Grigory Sokolov, © Marco Borrelli

Grigory Sokolov bei den Salzburger Festspielen

Absolute Klarheit

Grigory Sokolov ist Stammgast in Salzburg, mühelos füllt er das Große Festspielhaus. Das war schon so, als er in der Klavierwelt noch ein Geheimtipp war, und das ist – selbstverständlich unter Beachtung der Auflagen – in diesem Jahr dort tatsächlich wieder möglich. Chopin und Rachmaninoff stehen auf seinem aktuellen Recital-Programm, schon der markante Einstieg in die cis-Moll-Polonaise op. 26/1 charakterisiert Sokolovs unverwechselbar impulsives und intuitives Spiel, vereint klangliche Fülle mit sanften, warmen Farben. Das ganz spezielle Innenleben seiner Verzierungen fällt sofort auf, von absoluter Klarheit und konzentrierter Energie ist seine Tongebung. Kein Detail verflüchtigt sich im Pedalgebrauch, keine Wiederholung klingt dabei gleich – auch nicht im Vergleich zu anderen Auftritten mit demselben Programm, etwa im Juni in Wien (klassik.com berichtete).  

Kompromisslos intensiv

Die scharf geschnittene, rhythmisch elastische Artikulation springt den Hörer auch im Schwesterwerk op. 26/2 unmittelbar an, Gegenstimmen werden plastisch hörbar freigelegt. Sokolov fasst Chopin nicht mit Salon-Handschuhen an, virtuose Eleganz bleibt trotzdem nicht auf der Strecke, Rubati wirken nie aufgesetzt. Das gemäßigte Tempo in der fis-Moll-Polonaise op. 44 mag polarisieren, irgendwie schafft es Sokolov aber, auch damit musikalisch zu überzeugen, die kompromisslose Intensität seiner Interpretation bleibt. Scharfe Konturen haben die Aufwärtsskalen in der linken Hand, kraftvoll geschliffene Unisono-Bewegungen stehen neben feingliedriger Diskant-Melancholie, dann wieder neben einer Phrase von in Stein gemeißelter Wucht. Von Hörgewohnheiten muss man sich bei Sokolov oftmals verabschieden, so auch in der berühmten As-Dur-Polonaise op. 53. Im Gegensatz zu vielen Kollegen macht er daraus keine Bravournummer, sondern verleiht ihr klanggewaltiges – nicht falsches oder donnerndes (!)  – Pathos.
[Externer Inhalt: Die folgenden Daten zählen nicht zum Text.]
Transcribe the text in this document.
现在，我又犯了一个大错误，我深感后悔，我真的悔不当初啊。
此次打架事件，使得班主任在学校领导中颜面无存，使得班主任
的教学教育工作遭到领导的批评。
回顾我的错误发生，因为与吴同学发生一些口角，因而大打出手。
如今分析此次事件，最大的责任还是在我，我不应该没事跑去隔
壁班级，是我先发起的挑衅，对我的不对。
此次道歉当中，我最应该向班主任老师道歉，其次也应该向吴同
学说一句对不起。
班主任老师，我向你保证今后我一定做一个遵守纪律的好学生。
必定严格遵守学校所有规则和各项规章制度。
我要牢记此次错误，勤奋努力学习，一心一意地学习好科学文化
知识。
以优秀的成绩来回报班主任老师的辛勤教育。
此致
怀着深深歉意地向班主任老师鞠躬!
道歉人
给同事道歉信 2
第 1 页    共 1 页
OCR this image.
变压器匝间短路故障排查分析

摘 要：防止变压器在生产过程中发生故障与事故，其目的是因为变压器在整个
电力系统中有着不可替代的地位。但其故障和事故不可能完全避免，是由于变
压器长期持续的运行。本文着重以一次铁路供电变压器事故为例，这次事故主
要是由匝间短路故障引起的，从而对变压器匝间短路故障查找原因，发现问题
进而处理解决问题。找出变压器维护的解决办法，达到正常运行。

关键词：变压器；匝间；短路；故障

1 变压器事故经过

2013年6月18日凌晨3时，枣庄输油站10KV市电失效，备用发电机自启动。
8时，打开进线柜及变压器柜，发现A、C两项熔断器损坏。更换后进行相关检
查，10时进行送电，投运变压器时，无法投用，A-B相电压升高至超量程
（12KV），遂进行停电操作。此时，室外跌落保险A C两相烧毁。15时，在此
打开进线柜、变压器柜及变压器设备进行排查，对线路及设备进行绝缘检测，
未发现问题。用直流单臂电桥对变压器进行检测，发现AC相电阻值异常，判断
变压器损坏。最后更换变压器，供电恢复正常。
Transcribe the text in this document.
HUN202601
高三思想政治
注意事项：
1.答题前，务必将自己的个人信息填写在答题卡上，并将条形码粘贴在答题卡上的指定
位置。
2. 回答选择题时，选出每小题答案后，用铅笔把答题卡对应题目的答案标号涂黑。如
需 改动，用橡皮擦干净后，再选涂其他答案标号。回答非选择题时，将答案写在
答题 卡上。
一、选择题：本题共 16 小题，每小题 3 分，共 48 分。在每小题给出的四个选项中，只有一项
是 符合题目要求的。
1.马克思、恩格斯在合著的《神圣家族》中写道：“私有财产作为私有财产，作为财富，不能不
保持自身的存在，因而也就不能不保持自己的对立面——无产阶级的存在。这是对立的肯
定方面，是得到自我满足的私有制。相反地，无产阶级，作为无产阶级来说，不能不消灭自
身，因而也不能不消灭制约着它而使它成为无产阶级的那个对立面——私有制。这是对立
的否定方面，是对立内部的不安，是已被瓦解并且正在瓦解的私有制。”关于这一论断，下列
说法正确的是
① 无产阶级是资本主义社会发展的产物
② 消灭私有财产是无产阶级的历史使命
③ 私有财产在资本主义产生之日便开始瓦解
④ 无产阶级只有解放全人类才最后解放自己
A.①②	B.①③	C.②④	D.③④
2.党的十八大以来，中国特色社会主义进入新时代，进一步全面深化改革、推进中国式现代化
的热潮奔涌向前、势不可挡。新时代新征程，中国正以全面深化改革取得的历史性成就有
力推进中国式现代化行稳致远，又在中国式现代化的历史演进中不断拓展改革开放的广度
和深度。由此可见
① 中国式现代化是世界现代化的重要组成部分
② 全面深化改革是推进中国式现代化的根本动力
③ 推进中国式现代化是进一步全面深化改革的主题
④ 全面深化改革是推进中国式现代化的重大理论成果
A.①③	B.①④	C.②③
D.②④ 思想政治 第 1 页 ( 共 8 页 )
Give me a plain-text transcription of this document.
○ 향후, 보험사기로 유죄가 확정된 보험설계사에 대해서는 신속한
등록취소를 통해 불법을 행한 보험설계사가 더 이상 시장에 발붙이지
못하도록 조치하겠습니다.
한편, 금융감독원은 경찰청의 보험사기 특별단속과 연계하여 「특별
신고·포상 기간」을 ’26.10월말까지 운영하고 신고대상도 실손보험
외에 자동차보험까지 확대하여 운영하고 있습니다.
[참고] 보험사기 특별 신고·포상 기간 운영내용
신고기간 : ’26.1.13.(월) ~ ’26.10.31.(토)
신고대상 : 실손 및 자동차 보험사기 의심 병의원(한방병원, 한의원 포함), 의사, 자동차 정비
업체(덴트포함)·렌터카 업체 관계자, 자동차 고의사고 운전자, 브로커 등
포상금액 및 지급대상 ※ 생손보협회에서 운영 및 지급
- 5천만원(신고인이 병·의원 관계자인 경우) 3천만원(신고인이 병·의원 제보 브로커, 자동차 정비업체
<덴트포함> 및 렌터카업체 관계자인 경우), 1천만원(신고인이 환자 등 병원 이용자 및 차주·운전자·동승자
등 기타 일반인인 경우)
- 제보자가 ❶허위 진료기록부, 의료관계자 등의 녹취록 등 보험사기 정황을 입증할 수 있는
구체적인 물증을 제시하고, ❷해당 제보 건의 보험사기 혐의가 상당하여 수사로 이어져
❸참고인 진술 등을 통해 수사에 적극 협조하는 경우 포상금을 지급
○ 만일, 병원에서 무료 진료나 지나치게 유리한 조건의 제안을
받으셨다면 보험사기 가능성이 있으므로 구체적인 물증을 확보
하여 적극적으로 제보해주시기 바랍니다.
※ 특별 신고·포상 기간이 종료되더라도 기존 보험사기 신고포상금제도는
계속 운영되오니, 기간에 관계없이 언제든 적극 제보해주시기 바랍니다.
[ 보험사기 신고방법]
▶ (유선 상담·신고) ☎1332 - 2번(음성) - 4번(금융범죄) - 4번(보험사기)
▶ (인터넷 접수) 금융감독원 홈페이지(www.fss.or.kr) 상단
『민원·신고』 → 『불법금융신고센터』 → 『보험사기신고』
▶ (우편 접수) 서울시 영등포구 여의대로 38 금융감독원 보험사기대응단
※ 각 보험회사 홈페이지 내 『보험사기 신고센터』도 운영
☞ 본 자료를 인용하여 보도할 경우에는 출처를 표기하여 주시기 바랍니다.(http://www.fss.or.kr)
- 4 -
Frei von kleinen Fehlgriffen ist hier fast niemand, entscheidend ist aber die musikalische Ansprache, die auch hier eindringlich und direkt bleibt. Ausgerechnet am Schluss bremst Sokolov agogisch dann doch etwas zu stark ab und artikuliert etwas zu sehr in die Breite.

Klavierereignis

Nach der Pause folgen Rachmaninoffs zehn Préludes op. 23. Im „Largo“ fasziniert die kräftig tragende Oberstimme, im „Maestoso“ beeindrucken voluminöse, dicht gedrängte Akkordfolgen. Mit kernig akzentuierter Staccato-Spannung spielt Sokolov das „Tempo di minuetto“, im „Andante cantabile" türmt er sauber getrennte, üppige Klangschichten über samtweich timbrierten Bässen. Ein schnelleres Tempo als in Wien wählt er für das berühmte „Alla marcia“, auch sein Anschlag ist noch präziser, hier wirken maximale, packende agogische und dynamische Kräfte. Empfindsame Poesie durchzieht das „Andante“, unwiderstehliche Zugkraft hat das „Allegro“, Sokolovs Anschlagsspektrum ist ganz einfach enorm. Wer denkt, die musikalische Spannung würde während der (brutto) insgesamt beinahe drei Stunden irgendwann nachlassen, sieht sich getäuscht. Ein eigener Programmteil bei Sokolov sind stets die Zugaben. Wie gut er Brahms kann, weiß man, seit er die Klavierstücke op. 118/119 in seinem vormaligen Programm hatte. Daraus trägt er mit feinsten klanglichen und emotionalen Schattierugen op. 118/2, 3 („Intermezzo“/“Ballade“) vor. Atemberaubende Intensität haben die Triller in Chopins Mazurka a-Moll op. 68/2, dessen Prélude op. 28/20, Skrjabins Prélude op. 11/4 und die Bach/Busoni-Transkription „Ich ruf zu Dir Herr Jesu Christ“ machen den Abend vollends zu dem, was ein Sokolov-Recital regelmäßig ist: Ein echtes Klavierereignis.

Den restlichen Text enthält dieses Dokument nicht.